Alexander Fyodorovich Labzin (Александр Фёдорович Лабзин; 1766–1825) was a leading figure of the Russian Enlightenment who developed an idiosyncratic mystical system and founded an influential St. Petersburg masonic lodge, The Dying Sphinx. His wife Anna Labzina was a noted memoirist.

Labzin attended the Moscow University, where he came to know two leading Freemasons, Ivan Schwarz and Nikolay Novikov. He curried favour with Emperor Paul by preparing a historical account of the Order of Malta and held a string of offices during his reign and that of his son, including Chief of the Navy Department and Vice President of the Imperial Academy of Arts. He also had time to translate Jakob Böhme and Pierre Beaumarchais, as well as write his own poetry.

Labzin revived the tradition of Novikov's "libertine" magazines with "The Messenger of Sion", a religious monthly that celebrated a "religion of the heart" and rebelled against the ritualistic side of Orthodox worship. The magazine was attacked by the church officials led by Archimandrite Photius and was discontinued.
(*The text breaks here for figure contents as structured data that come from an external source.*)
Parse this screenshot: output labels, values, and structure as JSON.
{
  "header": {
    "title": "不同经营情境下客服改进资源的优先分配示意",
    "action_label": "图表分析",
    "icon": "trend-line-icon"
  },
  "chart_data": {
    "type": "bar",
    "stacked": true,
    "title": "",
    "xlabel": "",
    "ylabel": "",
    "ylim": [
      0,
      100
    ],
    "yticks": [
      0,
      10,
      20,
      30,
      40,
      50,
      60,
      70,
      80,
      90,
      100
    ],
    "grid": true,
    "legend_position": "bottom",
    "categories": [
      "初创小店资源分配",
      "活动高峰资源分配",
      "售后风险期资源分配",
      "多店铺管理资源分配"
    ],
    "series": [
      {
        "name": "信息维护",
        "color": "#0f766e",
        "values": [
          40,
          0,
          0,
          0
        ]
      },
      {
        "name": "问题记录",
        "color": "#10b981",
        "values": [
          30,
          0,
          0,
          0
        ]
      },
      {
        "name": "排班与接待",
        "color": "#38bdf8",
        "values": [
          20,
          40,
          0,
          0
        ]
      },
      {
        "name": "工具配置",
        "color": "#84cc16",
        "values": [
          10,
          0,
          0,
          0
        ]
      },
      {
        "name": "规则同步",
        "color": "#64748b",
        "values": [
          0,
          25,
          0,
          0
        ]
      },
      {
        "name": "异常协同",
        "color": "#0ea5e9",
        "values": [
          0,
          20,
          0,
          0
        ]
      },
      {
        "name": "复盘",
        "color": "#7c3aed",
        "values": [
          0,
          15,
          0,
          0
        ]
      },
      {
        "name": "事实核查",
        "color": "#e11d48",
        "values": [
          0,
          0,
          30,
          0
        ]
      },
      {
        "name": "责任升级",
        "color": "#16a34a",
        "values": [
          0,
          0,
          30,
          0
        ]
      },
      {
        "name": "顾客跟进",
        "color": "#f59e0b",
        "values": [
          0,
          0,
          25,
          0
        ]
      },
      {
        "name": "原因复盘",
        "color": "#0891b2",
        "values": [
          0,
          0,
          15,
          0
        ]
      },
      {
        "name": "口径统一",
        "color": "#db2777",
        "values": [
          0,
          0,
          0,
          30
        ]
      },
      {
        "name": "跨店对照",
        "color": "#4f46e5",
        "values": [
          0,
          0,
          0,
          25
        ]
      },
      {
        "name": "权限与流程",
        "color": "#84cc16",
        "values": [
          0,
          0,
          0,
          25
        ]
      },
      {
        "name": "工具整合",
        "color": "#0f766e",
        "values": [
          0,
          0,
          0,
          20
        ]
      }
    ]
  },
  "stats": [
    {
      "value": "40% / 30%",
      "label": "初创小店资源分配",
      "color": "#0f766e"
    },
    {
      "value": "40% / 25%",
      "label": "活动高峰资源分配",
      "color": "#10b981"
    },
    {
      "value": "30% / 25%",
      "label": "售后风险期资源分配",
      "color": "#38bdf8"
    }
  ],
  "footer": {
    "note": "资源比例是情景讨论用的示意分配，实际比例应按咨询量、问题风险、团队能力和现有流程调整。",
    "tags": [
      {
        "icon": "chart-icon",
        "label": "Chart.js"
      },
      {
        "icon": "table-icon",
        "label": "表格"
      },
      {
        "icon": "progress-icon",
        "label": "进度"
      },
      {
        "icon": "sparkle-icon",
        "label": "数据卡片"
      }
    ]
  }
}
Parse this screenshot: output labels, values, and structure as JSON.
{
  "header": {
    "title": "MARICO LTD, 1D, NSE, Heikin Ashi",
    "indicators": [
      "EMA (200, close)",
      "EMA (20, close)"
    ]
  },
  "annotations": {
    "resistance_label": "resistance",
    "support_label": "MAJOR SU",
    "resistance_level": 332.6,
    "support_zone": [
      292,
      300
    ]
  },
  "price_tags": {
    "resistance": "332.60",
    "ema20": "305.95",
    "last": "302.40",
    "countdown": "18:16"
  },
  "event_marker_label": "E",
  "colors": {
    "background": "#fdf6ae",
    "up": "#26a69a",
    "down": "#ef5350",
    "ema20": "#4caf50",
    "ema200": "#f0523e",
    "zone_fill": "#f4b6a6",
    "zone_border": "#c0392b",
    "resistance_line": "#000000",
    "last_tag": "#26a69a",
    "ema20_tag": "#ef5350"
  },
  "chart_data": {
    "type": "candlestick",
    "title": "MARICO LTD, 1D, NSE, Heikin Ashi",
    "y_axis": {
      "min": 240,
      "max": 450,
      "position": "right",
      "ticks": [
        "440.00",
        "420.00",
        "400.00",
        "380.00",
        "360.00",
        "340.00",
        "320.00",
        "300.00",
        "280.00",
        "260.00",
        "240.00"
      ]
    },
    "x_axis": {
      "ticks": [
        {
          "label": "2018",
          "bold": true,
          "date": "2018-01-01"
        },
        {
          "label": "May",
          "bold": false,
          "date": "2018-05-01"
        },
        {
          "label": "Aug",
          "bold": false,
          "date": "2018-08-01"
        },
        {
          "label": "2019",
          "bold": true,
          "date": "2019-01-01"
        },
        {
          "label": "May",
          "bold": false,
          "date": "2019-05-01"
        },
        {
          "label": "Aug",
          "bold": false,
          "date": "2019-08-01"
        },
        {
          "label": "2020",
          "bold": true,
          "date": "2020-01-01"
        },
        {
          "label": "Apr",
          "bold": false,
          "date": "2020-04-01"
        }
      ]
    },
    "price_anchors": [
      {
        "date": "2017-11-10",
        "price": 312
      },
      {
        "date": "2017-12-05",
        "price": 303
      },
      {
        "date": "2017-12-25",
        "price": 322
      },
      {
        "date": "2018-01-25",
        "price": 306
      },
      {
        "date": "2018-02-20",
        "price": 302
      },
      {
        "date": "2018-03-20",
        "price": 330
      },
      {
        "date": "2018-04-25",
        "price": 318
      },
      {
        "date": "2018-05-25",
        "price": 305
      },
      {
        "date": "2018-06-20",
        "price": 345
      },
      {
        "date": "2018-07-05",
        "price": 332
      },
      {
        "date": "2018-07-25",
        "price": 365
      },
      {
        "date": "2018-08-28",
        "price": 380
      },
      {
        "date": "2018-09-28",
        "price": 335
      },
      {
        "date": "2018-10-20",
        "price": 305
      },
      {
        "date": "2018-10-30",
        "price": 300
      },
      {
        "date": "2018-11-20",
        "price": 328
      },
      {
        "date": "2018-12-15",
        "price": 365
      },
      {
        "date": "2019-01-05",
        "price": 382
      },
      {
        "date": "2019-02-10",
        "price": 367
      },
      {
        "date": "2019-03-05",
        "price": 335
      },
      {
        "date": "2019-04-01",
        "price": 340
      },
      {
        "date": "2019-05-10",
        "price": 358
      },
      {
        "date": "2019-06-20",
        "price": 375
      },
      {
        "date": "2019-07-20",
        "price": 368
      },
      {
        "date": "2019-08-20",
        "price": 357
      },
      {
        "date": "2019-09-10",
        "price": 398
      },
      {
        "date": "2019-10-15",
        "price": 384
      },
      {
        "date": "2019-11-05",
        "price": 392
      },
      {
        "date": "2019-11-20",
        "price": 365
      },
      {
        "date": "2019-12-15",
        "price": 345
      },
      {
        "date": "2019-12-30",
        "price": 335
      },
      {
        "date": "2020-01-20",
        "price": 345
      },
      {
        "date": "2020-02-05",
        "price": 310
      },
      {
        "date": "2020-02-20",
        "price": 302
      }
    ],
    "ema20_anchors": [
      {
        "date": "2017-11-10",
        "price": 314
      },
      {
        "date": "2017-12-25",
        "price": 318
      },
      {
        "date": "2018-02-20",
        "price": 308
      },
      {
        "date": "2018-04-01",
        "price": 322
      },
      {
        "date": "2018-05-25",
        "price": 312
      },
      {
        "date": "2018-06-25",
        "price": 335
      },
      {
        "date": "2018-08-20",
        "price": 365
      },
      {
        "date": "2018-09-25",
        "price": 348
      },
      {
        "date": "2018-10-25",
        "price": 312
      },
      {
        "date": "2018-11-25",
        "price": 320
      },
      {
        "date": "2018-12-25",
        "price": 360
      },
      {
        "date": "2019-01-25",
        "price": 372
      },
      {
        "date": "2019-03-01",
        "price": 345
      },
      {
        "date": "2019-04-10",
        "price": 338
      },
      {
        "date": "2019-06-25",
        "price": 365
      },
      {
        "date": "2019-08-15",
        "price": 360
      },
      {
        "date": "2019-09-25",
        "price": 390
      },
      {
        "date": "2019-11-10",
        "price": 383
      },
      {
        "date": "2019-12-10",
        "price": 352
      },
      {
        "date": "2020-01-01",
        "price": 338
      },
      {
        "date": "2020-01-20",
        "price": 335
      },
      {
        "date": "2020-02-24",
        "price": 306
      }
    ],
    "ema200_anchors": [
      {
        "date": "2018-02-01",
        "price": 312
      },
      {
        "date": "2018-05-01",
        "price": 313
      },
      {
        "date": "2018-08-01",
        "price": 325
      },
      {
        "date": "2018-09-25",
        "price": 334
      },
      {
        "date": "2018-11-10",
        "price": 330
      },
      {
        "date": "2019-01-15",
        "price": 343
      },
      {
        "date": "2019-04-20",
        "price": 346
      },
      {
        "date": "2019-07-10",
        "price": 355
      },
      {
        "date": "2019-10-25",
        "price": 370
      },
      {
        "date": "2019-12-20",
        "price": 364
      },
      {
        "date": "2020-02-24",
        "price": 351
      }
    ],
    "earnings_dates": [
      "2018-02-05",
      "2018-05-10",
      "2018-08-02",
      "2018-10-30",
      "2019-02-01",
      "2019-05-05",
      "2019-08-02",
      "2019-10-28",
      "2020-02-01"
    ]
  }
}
In 1822 he was exiled to Simbirsk for opposing Arakcheyev's election to the Academy of Arts. When told that Arakcheyev was "the nearest person to His Majesty", Labzin proposed to elect the Tsar's coachman instead "not only as being the nearest to the emperor, but having a seat before his majesty". He died in exile.

Labzin's young protégés included Alexander Witberg, an architect who won the commission to construct in Moscow the Cathedral of Christ the Saviour but tsar Nicholas I abandoned the "Masonic" plan for a less "Roman Catholic" neo-Byzantine construction.